The only concern you brought up on public safety was the surge capacity, which you could not prove because you did not speak to the volunteers at the integrated stations. You did not. You relied on the Victorian Fire Brigades Victoria (VFBV) to tell you who did not go to speak to them. You relied on Jack Rush to tell you that the case is that their feelings would be hurt and they would not carry on, which is actually an insult because when they actually gave evidence to us they said they have a commitment to public safety and they will continue to volunteer and they will work within the reforms. So you roll out Jack Rush, who had not been in an integrated station for seven years, and there is an old saying, 'Don't get between Jack Rush and a bucket of taxpayers money'. Jack Rush was retained by the VFBV to try and be some credible witness, but when you have witnesses from the fire services, when you have current professionals and when you have professionals from interstate telling you that this service has to be reformed you still say no because it does not suit your political ends.

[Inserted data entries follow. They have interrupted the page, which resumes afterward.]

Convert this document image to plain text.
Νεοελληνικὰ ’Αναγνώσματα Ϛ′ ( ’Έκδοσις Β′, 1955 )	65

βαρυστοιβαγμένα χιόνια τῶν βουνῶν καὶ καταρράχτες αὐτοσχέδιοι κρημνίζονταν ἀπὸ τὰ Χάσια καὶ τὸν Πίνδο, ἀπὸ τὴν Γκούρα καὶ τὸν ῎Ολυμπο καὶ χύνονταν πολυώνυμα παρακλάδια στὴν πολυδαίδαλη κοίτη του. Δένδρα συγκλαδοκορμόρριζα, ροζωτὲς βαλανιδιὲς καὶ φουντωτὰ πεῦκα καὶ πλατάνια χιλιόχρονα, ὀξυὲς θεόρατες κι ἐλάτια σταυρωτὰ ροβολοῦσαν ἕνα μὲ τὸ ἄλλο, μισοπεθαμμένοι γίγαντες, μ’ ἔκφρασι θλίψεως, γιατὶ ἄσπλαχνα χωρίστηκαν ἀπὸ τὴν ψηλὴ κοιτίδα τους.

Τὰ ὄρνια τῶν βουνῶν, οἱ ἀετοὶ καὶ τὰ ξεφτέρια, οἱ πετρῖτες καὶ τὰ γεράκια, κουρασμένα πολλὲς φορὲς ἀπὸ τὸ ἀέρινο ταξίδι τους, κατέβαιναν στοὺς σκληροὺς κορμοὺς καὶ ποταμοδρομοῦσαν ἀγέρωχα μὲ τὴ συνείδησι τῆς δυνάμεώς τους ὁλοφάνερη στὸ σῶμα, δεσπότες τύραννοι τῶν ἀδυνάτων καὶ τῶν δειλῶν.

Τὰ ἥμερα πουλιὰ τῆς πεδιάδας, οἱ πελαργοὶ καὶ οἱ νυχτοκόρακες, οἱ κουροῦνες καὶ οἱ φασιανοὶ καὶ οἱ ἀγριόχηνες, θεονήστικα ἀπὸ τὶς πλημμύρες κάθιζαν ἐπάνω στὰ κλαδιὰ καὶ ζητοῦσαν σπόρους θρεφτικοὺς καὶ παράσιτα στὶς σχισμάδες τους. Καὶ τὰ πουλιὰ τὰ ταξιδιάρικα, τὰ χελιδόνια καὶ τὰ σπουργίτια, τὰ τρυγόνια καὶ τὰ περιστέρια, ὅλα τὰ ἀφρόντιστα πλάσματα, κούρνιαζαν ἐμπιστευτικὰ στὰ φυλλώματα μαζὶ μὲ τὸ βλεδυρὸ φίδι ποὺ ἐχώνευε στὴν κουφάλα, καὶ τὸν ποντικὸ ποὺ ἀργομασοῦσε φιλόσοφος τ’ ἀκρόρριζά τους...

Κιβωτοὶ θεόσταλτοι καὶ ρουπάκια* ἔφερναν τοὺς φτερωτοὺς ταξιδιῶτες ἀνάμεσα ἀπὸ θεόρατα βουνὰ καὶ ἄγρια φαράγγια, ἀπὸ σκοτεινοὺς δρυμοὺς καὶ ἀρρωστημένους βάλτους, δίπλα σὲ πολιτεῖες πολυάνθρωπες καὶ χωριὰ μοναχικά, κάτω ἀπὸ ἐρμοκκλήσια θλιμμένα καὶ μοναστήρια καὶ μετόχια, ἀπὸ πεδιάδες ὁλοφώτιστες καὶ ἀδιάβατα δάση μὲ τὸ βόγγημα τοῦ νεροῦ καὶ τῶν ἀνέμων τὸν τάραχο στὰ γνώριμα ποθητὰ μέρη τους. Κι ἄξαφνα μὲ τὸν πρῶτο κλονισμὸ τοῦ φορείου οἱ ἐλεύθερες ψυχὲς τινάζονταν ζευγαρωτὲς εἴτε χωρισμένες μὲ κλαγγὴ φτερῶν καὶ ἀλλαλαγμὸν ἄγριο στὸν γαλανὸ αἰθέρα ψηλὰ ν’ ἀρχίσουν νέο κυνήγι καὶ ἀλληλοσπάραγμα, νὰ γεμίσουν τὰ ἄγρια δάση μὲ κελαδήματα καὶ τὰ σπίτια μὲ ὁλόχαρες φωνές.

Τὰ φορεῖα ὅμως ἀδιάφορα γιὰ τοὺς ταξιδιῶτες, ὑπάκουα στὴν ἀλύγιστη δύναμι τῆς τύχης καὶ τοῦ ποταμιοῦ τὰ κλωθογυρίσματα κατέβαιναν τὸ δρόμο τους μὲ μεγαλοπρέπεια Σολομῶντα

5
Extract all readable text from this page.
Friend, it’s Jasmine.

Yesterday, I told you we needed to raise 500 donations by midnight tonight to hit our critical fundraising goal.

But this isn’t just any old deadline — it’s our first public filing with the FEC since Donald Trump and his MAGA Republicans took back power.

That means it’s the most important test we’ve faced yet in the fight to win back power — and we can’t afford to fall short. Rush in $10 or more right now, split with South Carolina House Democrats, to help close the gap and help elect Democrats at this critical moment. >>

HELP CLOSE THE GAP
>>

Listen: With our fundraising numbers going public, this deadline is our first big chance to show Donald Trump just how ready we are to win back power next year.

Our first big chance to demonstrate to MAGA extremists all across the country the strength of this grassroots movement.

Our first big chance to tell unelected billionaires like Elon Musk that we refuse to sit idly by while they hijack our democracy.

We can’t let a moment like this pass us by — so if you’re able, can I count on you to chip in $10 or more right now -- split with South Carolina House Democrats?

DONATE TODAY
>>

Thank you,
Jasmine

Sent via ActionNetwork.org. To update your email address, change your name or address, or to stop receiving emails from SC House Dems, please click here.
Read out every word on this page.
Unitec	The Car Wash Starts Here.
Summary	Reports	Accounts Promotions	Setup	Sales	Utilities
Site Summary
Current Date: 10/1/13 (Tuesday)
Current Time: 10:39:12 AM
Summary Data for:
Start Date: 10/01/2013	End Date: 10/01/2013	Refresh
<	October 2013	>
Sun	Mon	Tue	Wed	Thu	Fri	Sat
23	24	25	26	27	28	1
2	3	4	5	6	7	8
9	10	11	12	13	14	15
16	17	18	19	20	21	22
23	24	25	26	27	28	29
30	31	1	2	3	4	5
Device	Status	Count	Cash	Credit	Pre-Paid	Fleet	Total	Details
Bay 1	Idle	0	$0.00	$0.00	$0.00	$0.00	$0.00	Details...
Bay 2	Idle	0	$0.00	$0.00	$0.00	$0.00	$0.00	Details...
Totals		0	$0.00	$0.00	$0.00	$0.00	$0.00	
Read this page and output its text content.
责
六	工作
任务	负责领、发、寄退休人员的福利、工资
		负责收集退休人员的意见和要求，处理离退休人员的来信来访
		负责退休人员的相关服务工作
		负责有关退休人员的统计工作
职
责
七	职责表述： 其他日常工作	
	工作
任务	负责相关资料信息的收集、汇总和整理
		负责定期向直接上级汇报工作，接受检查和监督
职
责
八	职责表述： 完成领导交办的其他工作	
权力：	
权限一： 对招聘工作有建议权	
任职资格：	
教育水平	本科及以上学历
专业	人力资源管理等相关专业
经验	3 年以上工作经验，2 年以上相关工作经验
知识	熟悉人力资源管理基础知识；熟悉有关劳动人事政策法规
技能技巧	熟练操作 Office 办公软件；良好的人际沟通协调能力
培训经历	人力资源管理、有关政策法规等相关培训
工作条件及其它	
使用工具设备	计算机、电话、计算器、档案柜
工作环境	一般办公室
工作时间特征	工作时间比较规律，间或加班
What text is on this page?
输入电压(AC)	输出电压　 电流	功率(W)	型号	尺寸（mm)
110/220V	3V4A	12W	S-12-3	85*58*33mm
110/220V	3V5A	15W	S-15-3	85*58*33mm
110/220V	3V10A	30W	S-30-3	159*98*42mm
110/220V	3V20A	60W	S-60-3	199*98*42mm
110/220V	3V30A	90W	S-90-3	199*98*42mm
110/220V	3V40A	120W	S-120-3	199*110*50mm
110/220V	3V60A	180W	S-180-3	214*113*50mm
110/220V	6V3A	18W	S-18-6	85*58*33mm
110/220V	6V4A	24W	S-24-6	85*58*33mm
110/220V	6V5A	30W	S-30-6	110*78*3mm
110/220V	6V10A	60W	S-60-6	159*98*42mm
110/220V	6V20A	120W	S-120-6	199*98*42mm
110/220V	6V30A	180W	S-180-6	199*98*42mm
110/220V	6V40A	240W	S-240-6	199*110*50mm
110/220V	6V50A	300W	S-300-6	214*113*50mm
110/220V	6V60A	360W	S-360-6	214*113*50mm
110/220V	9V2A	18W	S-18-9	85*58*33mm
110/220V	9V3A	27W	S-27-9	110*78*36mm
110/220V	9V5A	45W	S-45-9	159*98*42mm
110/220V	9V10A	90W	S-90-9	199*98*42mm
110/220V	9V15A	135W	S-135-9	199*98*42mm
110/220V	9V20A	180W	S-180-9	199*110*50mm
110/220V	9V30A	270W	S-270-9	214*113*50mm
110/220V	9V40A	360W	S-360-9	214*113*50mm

I tell you what: how about putting the public safety first? How about considering that? Because I tell you what: I am not going to let you forget. I am going to talk about this every Wednesday of Parliament and I will tell you when there is a fire and when someone loses their house in the outer suburbs. They will not lose their house in the safe Liberal seats now. There were instances of this and there were submissions about this happening. This has happened; this has happened over the years. You are saying, 'Oh, no, it hasn't happened', because you did not read the submissions that came in about instances where standard operating procedures have broken down time and time again because we are working off a 1950 model of fire services, and you should be ashamed that you are not going to do anything about it. You should be ashamed, and we all should be ashamed that we never did anything about it in previous governments as well.
Debate adjourned on motion of Mr O'SULLIVAN (Northern Victoria).
Debate adjourned until later this day.